Napolitano admits that “the recent decision to try some of the Guantanamo detainees in federal District Court and some in military courts in Cuba is without a legal or constitutional bright line.” Napolitano concludes that “All those detained since 9/11 should be tried in federal [civilian criminal] courts because without a declaration of war, the Constitution demands no less.” Napolitano notes that “the rules of war apply only to those involved in a lawfully declared war, and not to something that the government merely calls a war.” He also claims that “Among those powers is the ability to use military tribunals to try those who have caused us harm by violating the rules of war.” But what precisely is a “military tribunal”? Napolitano doesn’t define it. The Constitution and its amendments make no mention of such a body, though they do mention a separate military justice system currently used for U.S. servicemen — which neither the Bush nor Obama want to use for detainees. Moreover, the Bill of Rights explicitly prohibits the application of military commissions as they have been recently constructed by Congress and the presidency. The Sixth Amendment bans courts which don’t have “an impartial jury of the State and district wherein the crime shall have been committed,” and require that the “district shall have been previously ascertained by law.” But in the case of military commissions, the district of the military commissions has been "ascertained" after the crime. It’s now a bipartisan policy to create courts out of thin air to convict terrorist suspects, which leads to the obvious and justifiable charge that these would be kangaroo courts. Moreover, the Bush-Cheney administration had not limited military commissions to foreigners. Napolitano reveals that Bush and Cheney tried to hold American citizens Yaser Hamdi and Jose Padilla without charges (and in fact did so for years) and then to charge them under military commissions after losing habeas corpus appeals at the U.S. Supreme Court.
 
Fear-based abandonment of the U.S. Constitution has been the key to destroying the Fourth Amendment’s prohibition against searches that don’t have warrants supported by an oath, probable cause and specifics about what is being searched and what will be found in the search. Napolitano writes that:

The Supreme Court held in the case of Texas v. Stanford (1965) that the government may not constitutionally issue general search warrants that do not describe with particularity the place to be searched or the things to be seized. This requirement of specificity is an inherent part of the Fourth Amendment and protects against fishing expeditions by the local or state police or federal agents. Or at least it did, until a section of the Patriot Act amended FISA [the Foreign Intelligence Surveillance Act] to authorize roving wiretaps.
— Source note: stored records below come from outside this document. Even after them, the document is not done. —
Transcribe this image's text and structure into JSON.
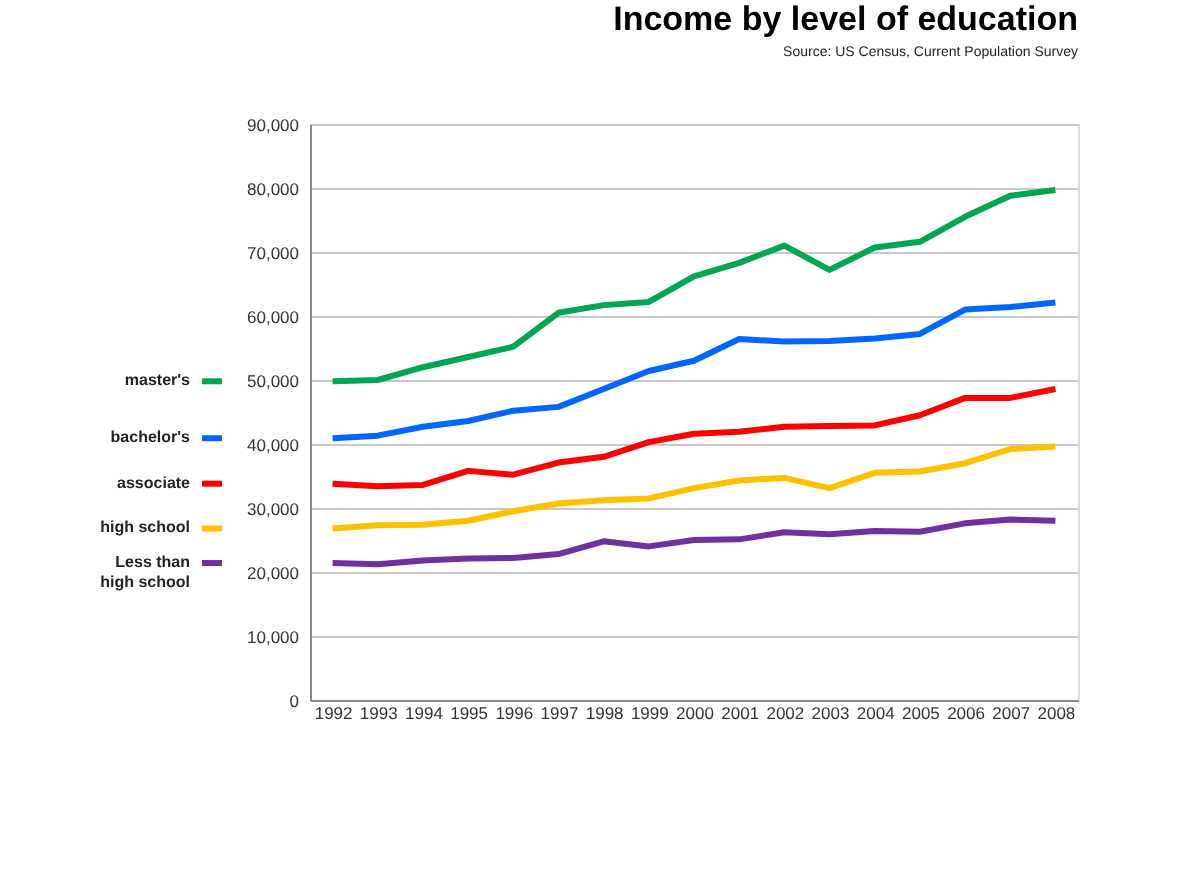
{
  "chart_data": {
    "type": "line",
    "title": "Income by level of education",
    "subtitle": "Source: US Census, Current Population Survey",
    "categories": [
      "1992",
      "1993",
      "1994",
      "1995",
      "1996",
      "1997",
      "1998",
      "1999",
      "2000",
      "2001",
      "2002",
      "2003",
      "2004",
      "2005",
      "2006",
      "2007",
      "2008"
    ],
    "series": [
      {
        "name": "master's",
        "color": "#00a651",
        "values": [
          49800,
          50000,
          52000,
          53600,
          55200,
          60500,
          61700,
          62200,
          66200,
          68300,
          71000,
          67200,
          70700,
          71600,
          75500,
          78800,
          79700
        ]
      },
      {
        "name": "bachelor's",
        "color": "#0066ff",
        "values": [
          40900,
          41300,
          42700,
          43600,
          45200,
          45800,
          48600,
          51400,
          53000,
          56400,
          56000,
          56100,
          56500,
          57200,
          61000,
          61400,
          62100
        ]
      },
      {
        "name": "associate",
        "color": "#ff0000",
        "values": [
          33800,
          33400,
          33600,
          35800,
          35200,
          37100,
          38000,
          40300,
          41600,
          41900,
          42700,
          42800,
          42900,
          44500,
          47200,
          47200,
          48600
        ]
      },
      {
        "name": "high school",
        "color": "#ffc000",
        "values": [
          26800,
          27300,
          27400,
          28000,
          29500,
          30700,
          31200,
          31500,
          33100,
          34300,
          34700,
          33100,
          35500,
          35700,
          37000,
          39200,
          39600
        ]
      },
      {
        "name": "Less than\nhigh school",
        "color": "#7030a0",
        "values": [
          21400,
          21200,
          21800,
          22100,
          22200,
          22800,
          24800,
          24000,
          25000,
          25100,
          26200,
          25900,
          26400,
          26300,
          27600,
          28200,
          28000
        ]
      }
    ],
    "ylim": [
      0,
      90000
    ],
    "yticks": [
      {
        "value": 0,
        "label": "0"
      },
      {
        "value": 10000,
        "label": "10,000"
      },
      {
        "value": 20000,
        "label": "20,000"
      },
      {
        "value": 30000,
        "label": "30,000"
      },
      {
        "value": 40000,
        "label": "40,000"
      },
      {
        "value": 50000,
        "label": "50,000"
      },
      {
        "value": 60000,
        "label": "60,000"
      },
      {
        "value": 70000,
        "label": "70,000"
      },
      {
        "value": 80000,
        "label": "80,000"
      },
      {
        "value": 90000,
        "label": "90,000"
      }
    ],
    "grid": "y",
    "legend": "left",
    "marker": "none",
    "line_style": "solid"
  }
}
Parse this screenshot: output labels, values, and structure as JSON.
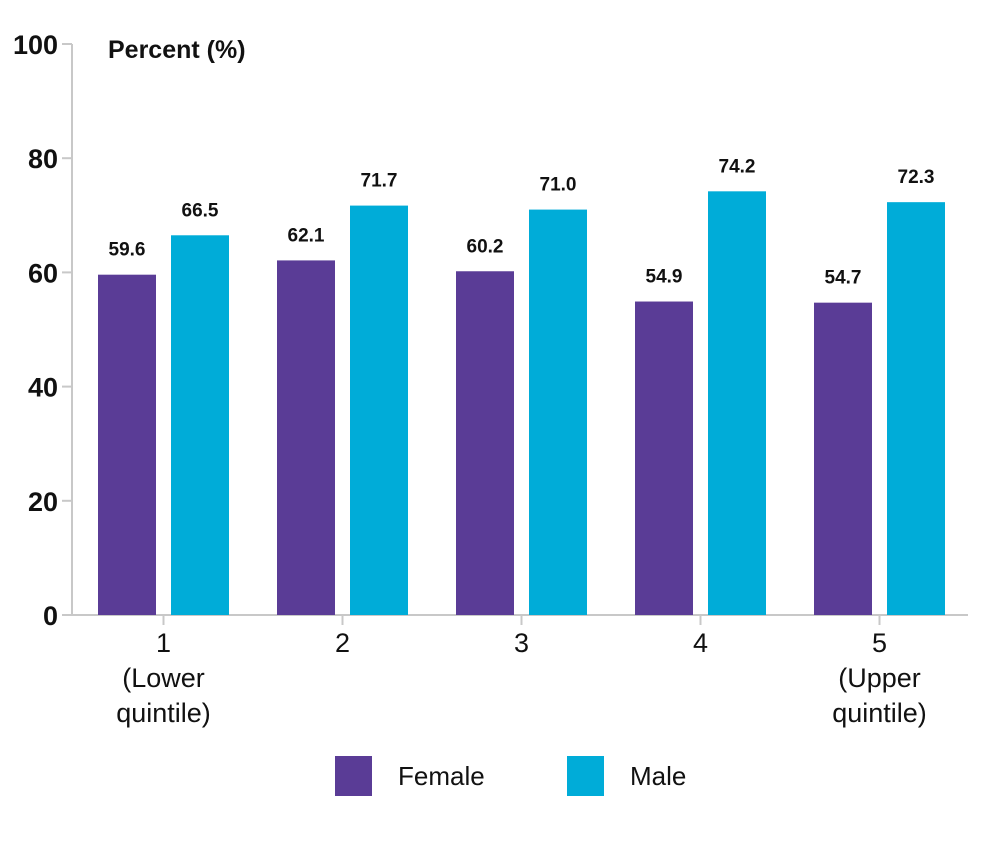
{
  "chart_data": {
    "type": "bar",
    "ylabel": "Percent (%)",
    "xlabel": "",
    "ylim": [
      0,
      100
    ],
    "yticks": [
      "0",
      "20",
      "40",
      "60",
      "80",
      "100"
    ],
    "categories": [
      [
        "1",
        "(Lower",
        "quintile)"
      ],
      [
        "2"
      ],
      [
        "3"
      ],
      [
        "4"
      ],
      [
        "5",
        "(Upper",
        "quintile)"
      ]
    ],
    "series": [
      {
        "name": "Female",
        "color": "#5a3c96",
        "values": [
          59.6,
          62.1,
          60.2,
          54.9,
          54.7
        ],
        "labels": [
          "59.6",
          "62.1",
          "60.2",
          "54.9",
          "54.7"
        ]
      },
      {
        "name": "Male",
        "color": "#00acd8",
        "values": [
          66.5,
          71.7,
          71.0,
          74.2,
          72.3
        ],
        "labels": [
          "66.5",
          "71.7",
          "71.0",
          "74.2",
          "72.3"
        ]
      }
    ],
    "legend_position": "bottom",
    "grid": false
  }
}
Even judges who have engaged in what Napolitano calls constitutional activism have resorted to euphemisms such as “fundamental rights” as a substitute for talking about the religiously-tinged term “natural rights.” In short, Napolitano’s “constitutional activism” is not a complete strategy for the restoration of freedom in America, even if it could be one prong in the attack against centralized government.
 
Napolitano places the full remedy in the people themselves, calling on vigilance before, during and after elections and cautioning against political partisanship. He concludes "we have one party, the Big Government Party. There is a Republican version that assaults our civil liberties and loves deficits and war, and a Democratic version that assaults our commercial liberties and loves wealth transfers and taxes." Only an informed and steadfast citizenry can reverse bipartisan assaults on liberty. Reading Napolitano’s book is a good start toward a journey of becoming an informed and vigilant citizen.
 
Lies the Government Told You: Myth, Power and Deception in American History by Judge Andrew P. Napolitano, Nashville, Tenn.: Thomas Nelson Publishing, 2010, hardcover 349 pages, $24.99.